While we were about to plan the day’s festivities, a stranger walked through my open door (one day, I’d have to shut it), and declared himself the inventor of a new flush-toilet which, he said, would revolutionise the sanitary habits of the town. We were still living in the thunderbox era, and only the very rich could afford Western-style lavatories. My visitor showed me diagrams of a seat which,
he said, combined the best of East and West. You could squat on it, Indian-style, without putting too much strain on your abdominal muscles, and if you used water to wash your bottom, there was a little sprinkler attached which, correctly aimed, would do that job for you. It was comfortable, efficient, safe. Your effluent would be stored in a little tank, which could be detached when full, and emptied—where? He hadn’t got around to that problem as yet, but he assured me that his invention had a great future.
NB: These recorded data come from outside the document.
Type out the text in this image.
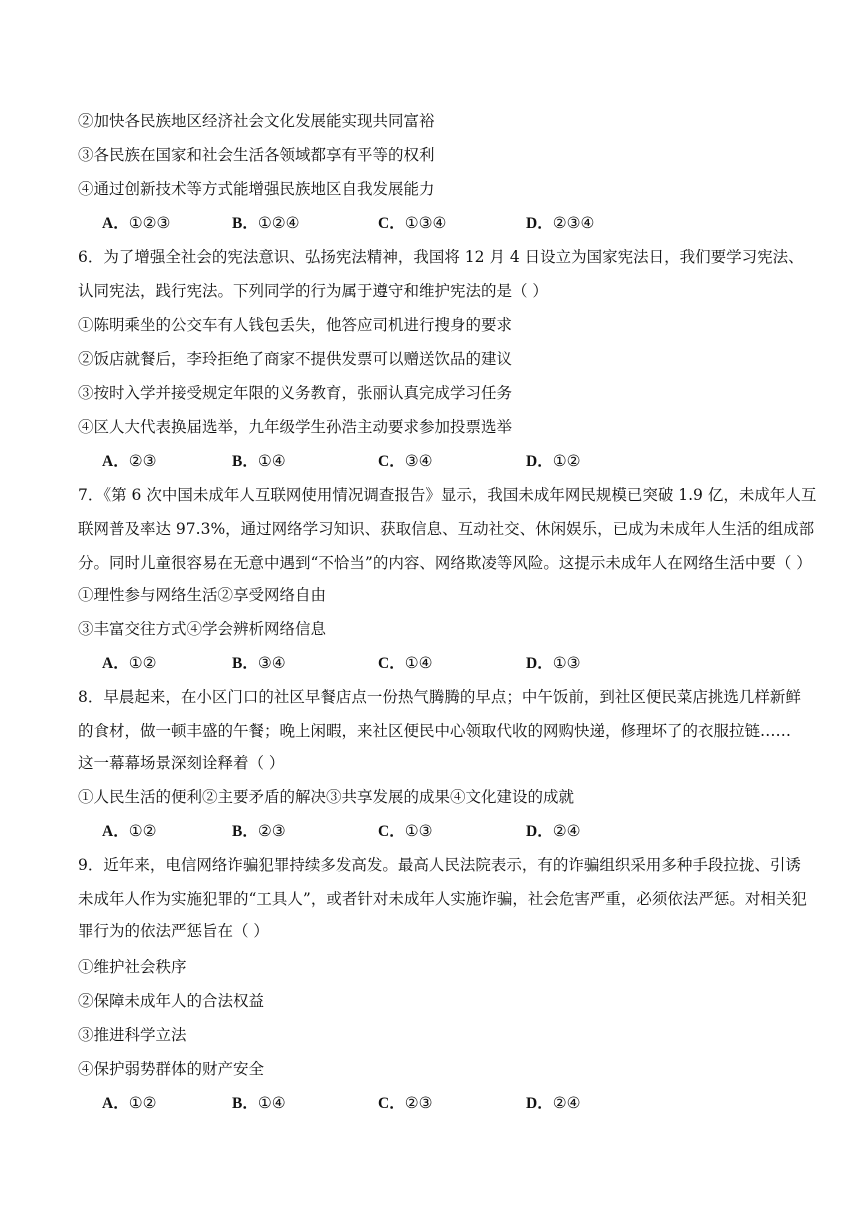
②加快各民族地区经济社会文化发展能实现共同富裕
③各民族在国家和社会生活各领域都享有平等的权利
④通过创新技术等方式能增强民族地区自我发展能力
A．①②③	B．①②④	C．①③④	D．②③④
6．为了增强全社会的宪法意识、弘扬宪法精神，我国将 12 月 4 日设立为国家宪法日，我们要学习宪法、
认同宪法，践行宪法。下列同学的行为属于遵守和维护宪法的是（ ）
①陈明乘坐的公交车有人钱包丢失，他答应司机进行搜身的要求
②饭店就餐后，李玲拒绝了商家不提供发票可以赠送饮品的建议
③按时入学并接受规定年限的义务教育，张丽认真完成学习任务
④区人大代表换届选举，九年级学生孙浩主动要求参加投票选举
A．②③	B．①④	C．③④	D．①②
7．《第 6 次中国未成年人互联网使用情况调查报告》显示，我国未成年网民规模已突破 1.9 亿，未成年人互
联网普及率达 97.3%，通过网络学习知识、获取信息、互动社交、休闲娱乐，已成为未成年人生活的组成部
分。同时儿童很容易在无意中遇到“不恰当”的内容、网络欺凌等风险。这提示未成年人在网络生活中要（ ）
①理性参与网络生活②享受网络自由
③丰富交往方式④学会辨析网络信息
A．①②	B．③④	C．①④	D．①③
8．早晨起来，在小区门口的社区早餐店点一份热气腾腾的早点；中午饭前，到社区便民菜店挑选几样新鲜
的食材，做一顿丰盛的午餐；晚上闲暇，来社区便民中心领取代收的网购快递，修理坏了的衣服拉链……
这一幕幕场景深刻诠释着（ ）
①人民生活的便利②主要矛盾的解决③共享发展的成果④文化建设的成就
A．①②	B．②③	C．①③	D．②④
9．近年来，电信网络诈骗犯罪持续多发高发。最高人民法院表示，有的诈骗组织采用多种手段拉拢、引诱
未成年人作为实施犯罪的“工具人”，或者针对未成年人实施诈骗，社会危害严重，必须依法严惩。对相关犯
罪行为的依法严惩旨在（ ）
①维护社会秩序
②保障未成年人的合法权益
③推进科学立法
④保护弱势群体的财产安全
A．①②	B．①④	C．②③	D．②④
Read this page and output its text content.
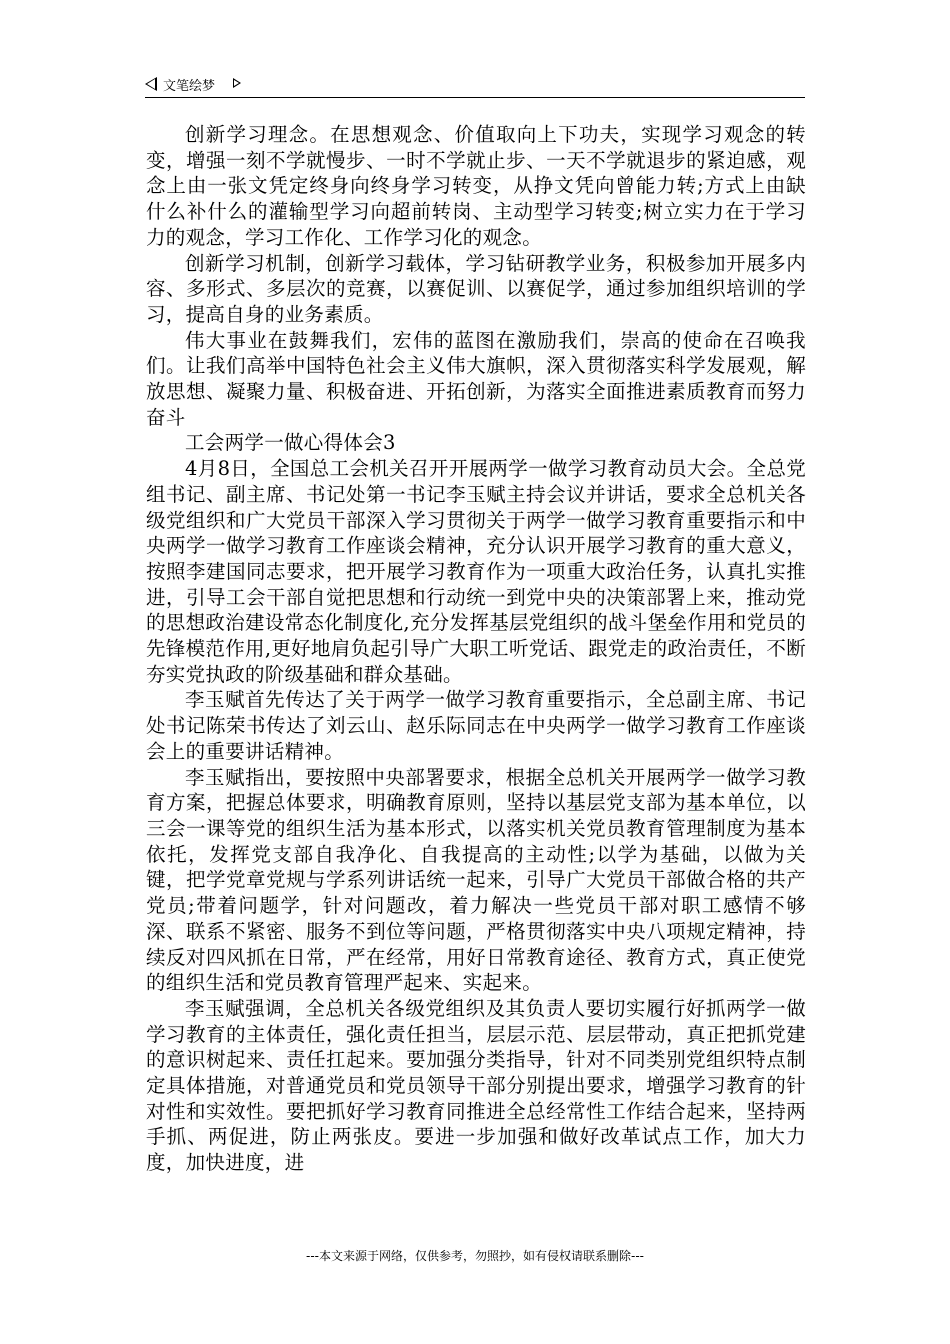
文笔绘梦

创新学习理念。在思想观念、价值取向上下功夫，实现学习观念的转变，增强一刻不学就慢步、一时不学就止步、一天不学就退步的紧迫感，观念上由一张文凭定终身向终身学习转变，从挣文凭向曾能力转;方式上由缺什么补什么的灌输型学习向超前转岗、主动型学习转变;树立实力在于学习力的观念，学习工作化、工作学习化的观念。

创新学习机制，创新学习载体，学习钻研教学业务，积极参加开展多内容、多形式、多层次的竞赛，以赛促训、以赛促学，通过参加组织培训的学习，提高自身的业务素质。

伟大事业在鼓舞我们，宏伟的蓝图在激励我们，崇高的使命在召唤我们。让我们高举中国特色社会主义伟大旗帜，深入贯彻落实科学发展观，解放思想、凝聚力量、积极奋进、开拓创新，为落实全面推进素质教育而努力奋斗

工会两学一做心得体会3

4月8日，全国总工会机关召开开展两学一做学习教育动员大会。全总党组书记、副主席、书记处第一书记李玉赋主持会议并讲话，要求全总机关各级党组织和广大党员干部深入学习贯彻关于两学一做学习教育重要指示和中央两学一做学习教育工作座谈会精神，充分认识开展学习教育的重大意义，按照李建国同志要求，把开展学习教育作为一项重大政治任务，认真扎实推进，引导工会干部自觉把思想和行动统一到党中央的决策部署上来，推动党的思想政治建设常态化制度化,充分发挥基层党组织的战斗堡垒作用和党员的先锋模范作用,更好地肩负起引导广大职工听党话、跟党走的政治责任，不断夯实党执政的阶级基础和群众基础。

李玉赋首先传达了关于两学一做学习教育重要指示，全总副主席、书记处书记陈荣书传达了刘云山、赵乐际同志在中央两学一做学习教育工作座谈会上的重要讲话精神。

李玉赋指出，要按照中央部署要求，根据全总机关开展两学一做学习教育方案，把握总体要求，明确教育原则，坚持以基层党支部为基本单位，以三会一课等党的组织生活为基本形式，以落实机关党员教育管理制度为基本依托，发挥党支部自我净化、自我提高的主动性;以学为基础，以做为关键，把学党章党规与学系列讲话统一起来，引导广大党员干部做合格的共产党员;带着问题学，针对问题改，着力解决一些党员干部对职工感情不够深、联系不紧密、服务不到位等问题，严格贯彻落实中央八项规定精神，持续反对四风抓在日常，严在经常，用好日常教育途径、教育方式，真正使党的组织生活和党员教育管理严起来、实起来。

李玉赋强调，全总机关各级党组织及其负责人要切实履行好抓两学一做学习教育的主体责任，强化责任担当，层层示范、层层带动，真正把抓党建的意识树起来、责任扛起来。要加强分类指导，针对不同类别党组织特点制定具体措施，对普通党员和党员领导干部分别提出要求，增强学习教育的针对性和实效性。要把抓好学习教育同推进全总经常性工作结合起来，坚持两手抓、两促进，防止两张皮。要进一步加强和做好改革试点工作，加大力度，加快进度，进

---本文来源于网络，仅供参考，勿照抄，如有侵权请联系删除---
‘But why are you telling me all this?’ I asked, ‘I can’t afford a fancy toilet-seat.’
‘No, no, I don’t expect you to buy one.’
‘You mean I should demonstrate?’
‘Not at all. But you are a writer, I hear. I want a name for my new toilet-seat. Can you help?’
‘Why not call it the Sit-Safe?’ I suggested.
‘The Sit-Safe! How wonderful. Young Mr Bond, let me show my gratitude with a small present.’ And he thrust a ten-rupee note into my hand and left the room before I could protest. ‘It’s definitely my birthday,’ I said. ‘Complete strangers walk in and give me money.’
‘We can see three films with that,’ said Sitaram.